The last mention of Samaritans in the Gospels took place when Yahshua was on His way from Galilee to Jerusalem to keep His date with destiny on Golgotha. “Now it came to pass, when the time had come for [Yahshua] to be received up, that He steadfastly set His face to go to Jerusalem, and sent messengers before His face. And as they went, they entered a village of the Samaritans, to prepare for Him. But they did not receive Him, because His face was set for the journey to Jerusalem….” If I may read between the lines, the inhabitants of this Samaritan town, having heard all the stories about Christ’s healing the sick, casting out demons, and raising the dead among the Jews, wanted Yahshua to court them—to present His credentials as “the prophet like Moses” they were expecting. Why couldn’t He stay with them for a couple of weeks, teach in their synagogues, heal their sick, and raise their dead? 

But Yahshua knew that the cross loomed before Him. More to the point, He knew that according to the Daniel 9:25-26 and Exodus 12:3 prophecies, He had to enter Jerusalem on the tenth day of Nisan, and then be offered up as the “Lamb of God who takes away the sin of the world” four days later, on Passover, the 14th of Nisan. He didn’t have time to hang out and chat with a bunch of curious Samaritans—He was on a mission to save the whole world, though only He knew how or when. 

The disciples—His “advance team”—were miffed at the perceived Samaritan insult. And by this time, they had grown rather used to seeing—and even performing—miracles. So they put two and two together: “And when His disciples James and John saw this, they said, ‘Lord, do You want us to command fire to come down from heaven and consume them, just as Elijah did?’ But He turned and rebuked them, and said, ‘You do not know what manner of spirit you are of. For the Son of Man did not come to destroy men’s lives but to save them.’ And they went to another village.” (Luke 9:51-56) Though Christ had never performed a destructive miracle (yet—the withered fig tree was still in the future), the disciples knew that some of God’s prophets had. Elijah, for example (in II Kings 1) had called down fire twice from heaven to destroy 50-man companies of soldiers, just to teach the wicked King Ahaziah some respect. Did not these cheeky Samaritans need to be taught the same lesson? 

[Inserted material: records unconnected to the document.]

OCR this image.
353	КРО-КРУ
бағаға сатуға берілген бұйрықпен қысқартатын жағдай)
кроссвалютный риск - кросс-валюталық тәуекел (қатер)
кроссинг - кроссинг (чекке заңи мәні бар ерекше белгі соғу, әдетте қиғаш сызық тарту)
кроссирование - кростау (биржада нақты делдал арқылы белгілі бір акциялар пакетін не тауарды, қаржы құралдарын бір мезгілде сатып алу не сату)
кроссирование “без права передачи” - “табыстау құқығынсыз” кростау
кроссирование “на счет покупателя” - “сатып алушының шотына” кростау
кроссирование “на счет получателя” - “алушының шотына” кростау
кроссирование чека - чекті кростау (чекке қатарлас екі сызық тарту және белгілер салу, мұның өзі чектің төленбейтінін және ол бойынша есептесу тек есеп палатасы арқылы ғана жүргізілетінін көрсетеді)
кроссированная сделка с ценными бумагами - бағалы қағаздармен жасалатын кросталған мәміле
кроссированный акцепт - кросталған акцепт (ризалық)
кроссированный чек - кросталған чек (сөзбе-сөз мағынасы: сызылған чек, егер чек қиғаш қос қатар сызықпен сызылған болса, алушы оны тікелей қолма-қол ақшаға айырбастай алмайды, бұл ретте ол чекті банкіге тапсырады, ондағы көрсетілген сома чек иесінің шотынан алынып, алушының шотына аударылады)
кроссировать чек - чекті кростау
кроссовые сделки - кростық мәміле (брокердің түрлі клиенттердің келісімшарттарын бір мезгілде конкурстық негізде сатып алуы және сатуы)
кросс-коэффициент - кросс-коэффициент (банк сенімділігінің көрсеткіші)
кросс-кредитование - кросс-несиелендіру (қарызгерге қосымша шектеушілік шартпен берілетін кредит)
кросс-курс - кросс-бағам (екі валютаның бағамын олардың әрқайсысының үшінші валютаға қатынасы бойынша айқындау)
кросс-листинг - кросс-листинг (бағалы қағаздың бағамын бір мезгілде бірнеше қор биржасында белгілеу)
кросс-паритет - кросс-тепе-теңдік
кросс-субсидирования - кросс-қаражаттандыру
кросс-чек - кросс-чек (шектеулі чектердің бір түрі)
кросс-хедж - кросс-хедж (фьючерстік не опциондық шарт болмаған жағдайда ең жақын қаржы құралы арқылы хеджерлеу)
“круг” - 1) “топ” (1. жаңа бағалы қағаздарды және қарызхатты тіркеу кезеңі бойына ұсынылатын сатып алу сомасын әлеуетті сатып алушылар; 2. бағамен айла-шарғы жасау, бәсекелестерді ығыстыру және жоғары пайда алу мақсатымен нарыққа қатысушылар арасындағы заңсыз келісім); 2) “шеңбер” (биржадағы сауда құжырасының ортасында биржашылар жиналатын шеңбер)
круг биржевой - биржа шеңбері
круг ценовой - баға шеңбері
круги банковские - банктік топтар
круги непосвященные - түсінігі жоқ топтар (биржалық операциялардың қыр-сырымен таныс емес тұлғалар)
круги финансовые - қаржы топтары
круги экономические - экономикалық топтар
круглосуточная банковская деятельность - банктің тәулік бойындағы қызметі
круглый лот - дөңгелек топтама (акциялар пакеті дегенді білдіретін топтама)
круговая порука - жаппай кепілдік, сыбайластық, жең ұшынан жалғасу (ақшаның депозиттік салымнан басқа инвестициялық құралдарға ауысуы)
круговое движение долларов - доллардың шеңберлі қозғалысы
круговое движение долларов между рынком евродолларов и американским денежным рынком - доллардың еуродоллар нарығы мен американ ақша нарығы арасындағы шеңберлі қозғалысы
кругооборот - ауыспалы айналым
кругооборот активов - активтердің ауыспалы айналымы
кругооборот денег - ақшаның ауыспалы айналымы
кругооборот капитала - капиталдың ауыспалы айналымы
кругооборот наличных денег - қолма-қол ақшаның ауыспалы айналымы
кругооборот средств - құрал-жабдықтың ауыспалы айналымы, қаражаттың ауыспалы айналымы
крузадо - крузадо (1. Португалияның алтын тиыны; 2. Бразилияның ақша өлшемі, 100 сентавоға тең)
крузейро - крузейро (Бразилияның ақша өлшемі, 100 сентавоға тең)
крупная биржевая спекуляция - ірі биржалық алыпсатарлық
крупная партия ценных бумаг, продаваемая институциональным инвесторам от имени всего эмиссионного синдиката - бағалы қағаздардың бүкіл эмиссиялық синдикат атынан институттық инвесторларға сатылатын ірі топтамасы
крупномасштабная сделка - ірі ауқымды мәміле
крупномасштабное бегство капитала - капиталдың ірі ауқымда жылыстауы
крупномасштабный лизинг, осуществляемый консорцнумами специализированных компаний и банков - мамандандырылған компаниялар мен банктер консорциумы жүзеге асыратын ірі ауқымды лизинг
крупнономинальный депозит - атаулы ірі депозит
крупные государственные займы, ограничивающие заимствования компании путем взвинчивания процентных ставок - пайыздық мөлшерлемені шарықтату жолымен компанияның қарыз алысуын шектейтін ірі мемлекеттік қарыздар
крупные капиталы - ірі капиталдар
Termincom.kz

No. The wrath of God was still a long way off. The mission of the Messiah was to save men from their sin and ignorance—not to punish them for not being astute enough to see prophecy unfolding before their very eyes. If He had allowed the deaths of the short-sighted Samaritans for their rebuff, He would have had to set the whole planet on fire. Everybody says no, until they say yes, even—or should I say especially—outcasts like Samaritans, you, and me. Thank God free will includes the privilege of changing one’s mind, for as long as life persists.